Il s'inclina respectueusement devant elle, et lui fit du baisemain.
« Ma chère, chaque jour sans vous voir n'est que monotonerie !
– Si tu veux, rit-elle. Sauf qu’on dit « monotonie » !
– Peu importe ! La vie est trop courte pour être vécue sans te croiser ! »
Ils s'esclaffèrent tous deux, une petite crise de rire qui détendait agréablement, puis la discussion reprit une tournure habituelle.
« Qu'est-ce que tu veux boire ? Comme d'hab ? Je t'invite.
– Dans ce cas je veux bien une blanche s'il te plaît.
– Pinte ? Demi ?
– Pinte, voyons ! Pour qui tu me prends ? »

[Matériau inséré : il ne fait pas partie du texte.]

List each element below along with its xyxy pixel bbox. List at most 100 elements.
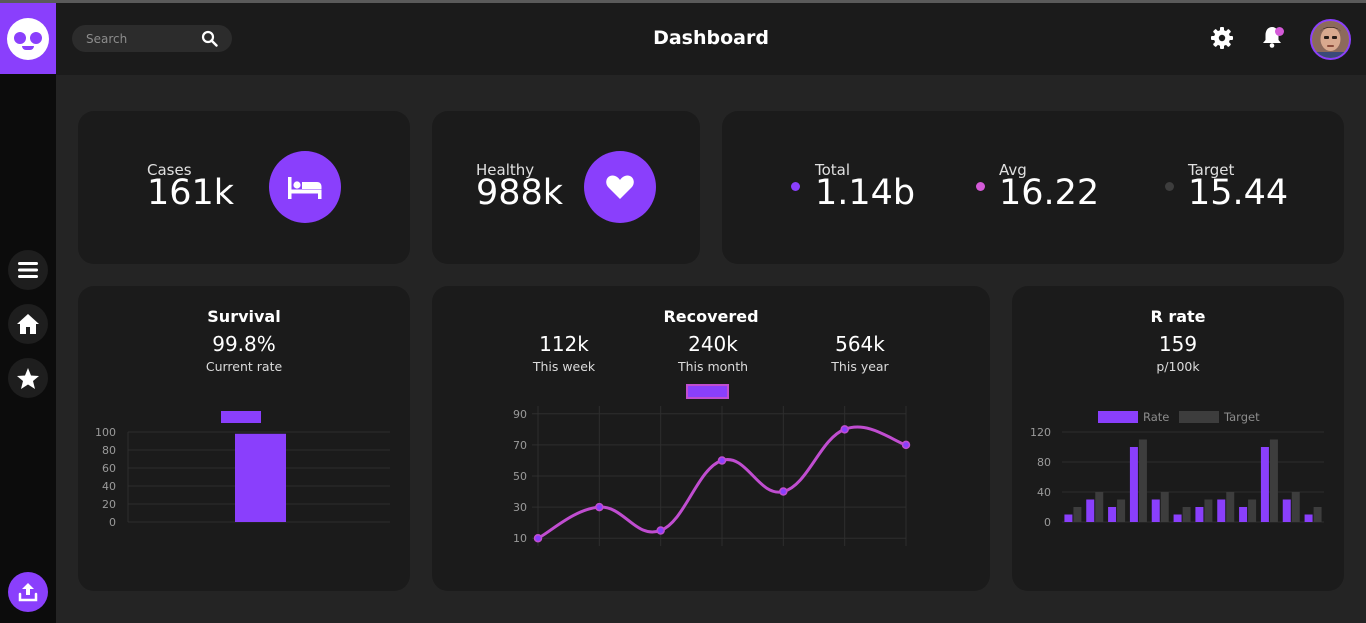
legend-swatch (221, 411, 261, 423)
notification-badge (1275, 27, 1284, 36)
data-point (717, 456, 727, 465)
legend-swatch (686, 384, 729, 399)
y-tick-label: 40 (102, 480, 116, 493)
gear-icon[interactable] (1210, 26, 1234, 50)
upload-icon (18, 583, 38, 602)
cases-card: Cases 161k (78, 111, 410, 264)
y-tick-label: 0 (109, 516, 116, 529)
bar (1173, 514, 1182, 522)
top-bar: Dashboard (56, 3, 1366, 75)
year-label: This year (831, 359, 889, 374)
month-value: 240k (688, 332, 738, 356)
home-icon (17, 314, 39, 334)
bar (1095, 492, 1104, 522)
cases-value: 161k (147, 173, 235, 213)
y-tick-label: 50 (513, 470, 527, 483)
healthy-icon-badge (584, 151, 656, 223)
target-dot (1165, 182, 1174, 191)
star-icon (17, 367, 39, 389)
bed-icon (288, 177, 322, 199)
summary-card: Total 1.14b Avg 16.22 Target 15.44 (722, 111, 1344, 264)
bar (1313, 507, 1322, 522)
data-point (901, 440, 911, 450)
home-button[interactable] (8, 304, 48, 344)
y-tick-label: 100 (95, 426, 116, 439)
rrate-value: 159 (1158, 332, 1198, 356)
data-point (656, 526, 665, 535)
bar (1269, 439, 1278, 522)
rrate-title: R rate (1150, 307, 1206, 326)
y-tick-label: 70 (513, 439, 527, 452)
recovered-title: Recovered (663, 307, 759, 326)
user-photo (1312, 21, 1349, 58)
bar (1282, 499, 1291, 522)
year-value: 564k (835, 332, 885, 356)
legend-label: Target (1223, 410, 1260, 424)
y-tick-label: 10 (513, 532, 527, 545)
data-point (533, 533, 543, 543)
legend-swatch (1098, 411, 1138, 423)
survival-value: 99.8% (212, 332, 276, 356)
y-tick-label: 30 (513, 501, 527, 514)
y-tick-label: 0 (1044, 516, 1051, 529)
bar (1073, 507, 1082, 522)
rrate-chart: 0 40 80 120 Rate Target (1030, 410, 1324, 529)
robot-face-icon (7, 17, 49, 60)
y-tick-label: 120 (1030, 426, 1051, 439)
bar (1138, 439, 1147, 522)
bar (1064, 514, 1073, 522)
total-value: 1.14b (815, 173, 916, 213)
bar (1260, 447, 1269, 522)
survival-sub: Current rate (205, 359, 283, 374)
data-point (840, 425, 849, 434)
rrate-sub: p/100k (1156, 359, 1200, 374)
bar (1217, 499, 1226, 522)
bar (1086, 499, 1095, 522)
app-logo[interactable] (0, 3, 56, 74)
recovered-card: Recovered 112k This week 240k This month… (432, 286, 990, 591)
bar (1204, 499, 1213, 522)
avg-value: 16.22 (999, 173, 1100, 213)
y-tick-label: 60 (102, 462, 116, 475)
data-point (595, 502, 604, 512)
bar (1129, 447, 1138, 522)
upload-button[interactable] (8, 572, 48, 612)
y-tick-label: 80 (102, 444, 116, 457)
survival-chart: 0 20 40 60 80 100 (95, 411, 390, 529)
avg-dot (976, 182, 985, 191)
y-tick-label: 20 (102, 498, 116, 511)
month-label: This month (677, 359, 749, 374)
healthy-card: Healthy 988k (432, 111, 700, 264)
bar (1117, 499, 1126, 522)
target-value: 15.44 (1188, 173, 1289, 213)
cases-icon-badge (269, 151, 341, 223)
heart-icon (606, 175, 634, 199)
recovered-chart: 10 30 50 70 90 (513, 384, 911, 546)
bar (235, 433, 286, 522)
user-avatar[interactable] (1310, 19, 1351, 60)
bar (1304, 514, 1313, 522)
favorites-button[interactable] (8, 358, 48, 398)
menu-button[interactable] (8, 250, 48, 290)
bar (1151, 499, 1160, 522)
bar (1195, 507, 1204, 522)
bar (1108, 507, 1117, 522)
legend-label: Rate (1143, 410, 1169, 424)
survival-title: Survival (207, 307, 281, 326)
notifications-button[interactable] (1260, 25, 1284, 53)
data-point (779, 487, 788, 496)
total-dot (791, 182, 800, 191)
bar (1226, 492, 1235, 522)
hamburger-menu-icon (18, 262, 38, 278)
bar (1182, 507, 1191, 522)
week-label: This week (532, 359, 596, 374)
rrate-card: R rate 159 p/100k 0 40 80 120 Rate Target (1012, 286, 1344, 591)
survival-card: Survival 99.8% Current rate 0 20 40 60 80 100 (78, 286, 410, 591)
page-title: Dashboard (653, 27, 769, 49)
healthy-value: 988k (476, 173, 564, 213)
week-value: 112k (539, 332, 589, 356)
bar (1291, 492, 1300, 522)
sidebar (0, 3, 56, 623)
legend-swatch (1179, 411, 1219, 423)
bar (1248, 499, 1257, 522)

Il lui fit signe de s'installer à une table tandis qu'il s'approchait du comptoir pour commander leurs boissons. Elle jeta son dévolu sur une banquette moelleuse qui avait sûrement connu des jours meilleurs, et patienta en naviguant sur son téléphone. Quelques articles de presse mentionnaient l'attaque qui avait eu lieu plus tôt dans la journée. Heureusement, comme à chaque fois, il n'y avait eu aucun dégât grâce aux petites coccinelles. Valentine grommela. N'y avait-il personne de sensé pour se dire que ce climat d'insécurité n'avait que trop duré, et que ce n'était pas à des adolescents d'endosser ce rôle de sauveurs ? Tout portait à croire qu'elle seule avait de telles opinions dans cette ville.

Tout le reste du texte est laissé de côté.